RUEL: Retrieval-Augmented User Representation with Edge Browser Logs for Sequential Recommendation

Online recommender systems (RS) aim to match user needs with the vast amount of resources available on various platforms. A key challenge is to model user preferences accurately under the condition of data sparsity. To address this challenge, some methods have leveraged external user behavior data from multiple platforms to enrich user representation. However, all of these methods require a consistent user ID across platforms and ignore the information from similar users. In this study, we propose RUEL, a novel retrieval-based sequential recommender that can effectively incorporate external anonymous user behavior data from Edge browser logs to enhance recommendation. We first collect and preprocess a large volume of Edge browser logs over a one-year period and link them to target entities that correspond to candidate items in recommendation datasets. We then design a contrastive learning framework with a momentum encoder and a memory bank to retrieve the most relevant and diverse browsing sequences from the full browsing log based on the semantic similarity between user representations. After retrieval, we apply an item-level attentive selector to filter out noisy items and generate refined sequence embeddings for the final predictor. RUEL is the first method that connects user browsing data with typical recommendation datasets and can be generalized to various recommendation scenarios and datasets. We conduct extensive experiments on four real datasets for sequential recommendation tasks and demonstrate that RUEL significantly outperforms state-of-the-art baselines.
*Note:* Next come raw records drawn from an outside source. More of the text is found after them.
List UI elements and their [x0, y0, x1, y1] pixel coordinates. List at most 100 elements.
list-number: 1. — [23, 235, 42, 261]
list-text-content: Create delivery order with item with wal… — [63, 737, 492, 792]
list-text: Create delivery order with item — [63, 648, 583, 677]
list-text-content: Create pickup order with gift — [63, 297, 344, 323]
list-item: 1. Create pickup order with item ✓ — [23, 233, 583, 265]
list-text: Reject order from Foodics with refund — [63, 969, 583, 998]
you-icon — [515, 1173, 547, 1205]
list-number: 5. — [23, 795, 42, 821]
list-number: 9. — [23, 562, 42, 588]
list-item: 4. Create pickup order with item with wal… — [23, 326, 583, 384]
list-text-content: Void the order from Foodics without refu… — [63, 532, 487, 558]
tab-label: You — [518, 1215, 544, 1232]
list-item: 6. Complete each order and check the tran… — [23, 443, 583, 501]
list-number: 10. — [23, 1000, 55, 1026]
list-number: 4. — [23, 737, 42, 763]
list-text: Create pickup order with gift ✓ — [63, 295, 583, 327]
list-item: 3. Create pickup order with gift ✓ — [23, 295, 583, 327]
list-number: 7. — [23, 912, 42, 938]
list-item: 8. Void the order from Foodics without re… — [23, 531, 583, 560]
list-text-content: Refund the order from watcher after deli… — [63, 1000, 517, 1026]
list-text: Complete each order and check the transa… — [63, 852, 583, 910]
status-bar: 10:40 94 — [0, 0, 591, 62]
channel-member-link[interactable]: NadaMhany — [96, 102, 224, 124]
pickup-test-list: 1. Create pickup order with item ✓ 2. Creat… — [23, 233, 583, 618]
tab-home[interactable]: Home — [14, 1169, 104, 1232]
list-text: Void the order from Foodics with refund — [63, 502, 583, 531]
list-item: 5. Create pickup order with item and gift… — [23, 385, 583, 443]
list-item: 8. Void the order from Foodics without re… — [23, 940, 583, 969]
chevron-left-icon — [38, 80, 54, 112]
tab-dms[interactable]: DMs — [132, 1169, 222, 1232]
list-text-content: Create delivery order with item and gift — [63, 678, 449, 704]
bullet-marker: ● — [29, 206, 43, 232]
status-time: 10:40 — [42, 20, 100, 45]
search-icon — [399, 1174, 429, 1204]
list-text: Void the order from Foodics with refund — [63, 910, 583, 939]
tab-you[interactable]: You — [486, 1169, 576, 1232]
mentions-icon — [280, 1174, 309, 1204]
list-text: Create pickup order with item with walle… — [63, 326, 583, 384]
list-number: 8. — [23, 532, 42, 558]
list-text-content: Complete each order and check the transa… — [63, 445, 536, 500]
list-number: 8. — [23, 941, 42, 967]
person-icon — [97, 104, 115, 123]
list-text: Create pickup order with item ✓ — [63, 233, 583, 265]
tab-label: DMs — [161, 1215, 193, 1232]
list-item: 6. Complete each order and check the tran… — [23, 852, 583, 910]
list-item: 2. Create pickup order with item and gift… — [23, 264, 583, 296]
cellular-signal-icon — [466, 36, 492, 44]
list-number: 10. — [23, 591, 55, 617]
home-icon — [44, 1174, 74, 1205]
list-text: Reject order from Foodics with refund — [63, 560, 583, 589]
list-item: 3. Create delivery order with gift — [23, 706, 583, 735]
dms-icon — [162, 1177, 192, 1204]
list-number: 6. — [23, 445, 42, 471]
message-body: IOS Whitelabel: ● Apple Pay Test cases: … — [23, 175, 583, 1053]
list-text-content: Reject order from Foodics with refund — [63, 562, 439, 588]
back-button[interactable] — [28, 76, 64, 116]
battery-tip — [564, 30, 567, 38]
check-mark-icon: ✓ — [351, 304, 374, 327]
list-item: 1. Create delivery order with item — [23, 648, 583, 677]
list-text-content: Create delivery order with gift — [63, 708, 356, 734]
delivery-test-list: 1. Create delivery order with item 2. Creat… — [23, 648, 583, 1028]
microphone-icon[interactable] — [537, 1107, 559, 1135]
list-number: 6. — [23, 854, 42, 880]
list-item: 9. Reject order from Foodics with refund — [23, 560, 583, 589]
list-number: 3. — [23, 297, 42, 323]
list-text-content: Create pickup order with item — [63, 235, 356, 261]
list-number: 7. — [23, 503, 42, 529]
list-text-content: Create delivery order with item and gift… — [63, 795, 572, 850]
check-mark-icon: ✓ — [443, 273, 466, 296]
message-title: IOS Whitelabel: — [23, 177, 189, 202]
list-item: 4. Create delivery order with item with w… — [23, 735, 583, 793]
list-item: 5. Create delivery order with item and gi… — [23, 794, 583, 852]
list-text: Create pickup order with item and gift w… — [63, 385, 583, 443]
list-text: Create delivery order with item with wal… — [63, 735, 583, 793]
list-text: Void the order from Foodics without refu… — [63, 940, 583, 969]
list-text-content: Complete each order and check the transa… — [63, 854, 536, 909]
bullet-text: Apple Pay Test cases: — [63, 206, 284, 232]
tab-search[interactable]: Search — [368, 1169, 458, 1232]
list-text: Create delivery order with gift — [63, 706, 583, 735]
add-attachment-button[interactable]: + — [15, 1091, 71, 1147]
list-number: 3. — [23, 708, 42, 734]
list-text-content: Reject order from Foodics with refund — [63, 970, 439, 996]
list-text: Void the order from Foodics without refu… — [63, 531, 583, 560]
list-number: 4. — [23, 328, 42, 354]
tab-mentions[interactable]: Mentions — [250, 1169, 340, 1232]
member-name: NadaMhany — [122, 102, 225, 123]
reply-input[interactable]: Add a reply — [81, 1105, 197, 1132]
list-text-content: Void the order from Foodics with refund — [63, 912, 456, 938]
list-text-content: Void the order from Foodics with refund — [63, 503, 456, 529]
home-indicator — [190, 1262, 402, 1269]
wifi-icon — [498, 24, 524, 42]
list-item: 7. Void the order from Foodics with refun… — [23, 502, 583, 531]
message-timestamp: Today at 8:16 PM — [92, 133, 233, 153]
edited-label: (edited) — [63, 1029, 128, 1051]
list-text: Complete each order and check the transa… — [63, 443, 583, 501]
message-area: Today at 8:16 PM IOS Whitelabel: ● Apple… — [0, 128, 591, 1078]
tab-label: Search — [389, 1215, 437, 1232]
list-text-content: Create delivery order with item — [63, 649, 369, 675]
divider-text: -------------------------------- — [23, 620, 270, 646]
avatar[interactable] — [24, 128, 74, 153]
We also conduct ablation studies and qualitative analysis to validate the effectiveness of each component of RUEL and provide additional insights into our method.

翻译：在线推荐系统旨在将用户需求与各平台海量资源进行匹配。其核心挑战在于数据稀疏条件下准确建模用户偏好。为解决该问题，现有方法通过整合多平台外部用户行为数据来丰富用户表征，但这些方法均需跨平台统一用户标识，且忽略了相似用户的信息。本文提出RUEL——一种新型基于检索的序列推荐模型，可有效整合Edge浏览器日志中的外部匿名用户行为数据以增强推荐。我们首先收集并预处理一年期内的大规模Edge浏览器日志，将其链接至推荐数据集中候选物品对应的目标实体；进而设计基于动量编码器与存储库的对比学习框架，依据用户表征间的语义相似度从完整浏览日志中检索最相关且多样化的浏览序列。检索后，采用逐物品注意力选择器过滤噪声项，生成精炼序列嵌入以用于最终预测。RUEL是首个将用户浏览数据与典型推荐数据集相连接的方法，可泛化至多种推荐场景与数据集。我们基于四个真实数据集开展序列推荐任务的大量实验，证明RUEL显著优于现有最优基线方法。通过消融实验与定性分析，我们验证了RUEL各组件的有效性，并提供了对该方法的深入见解。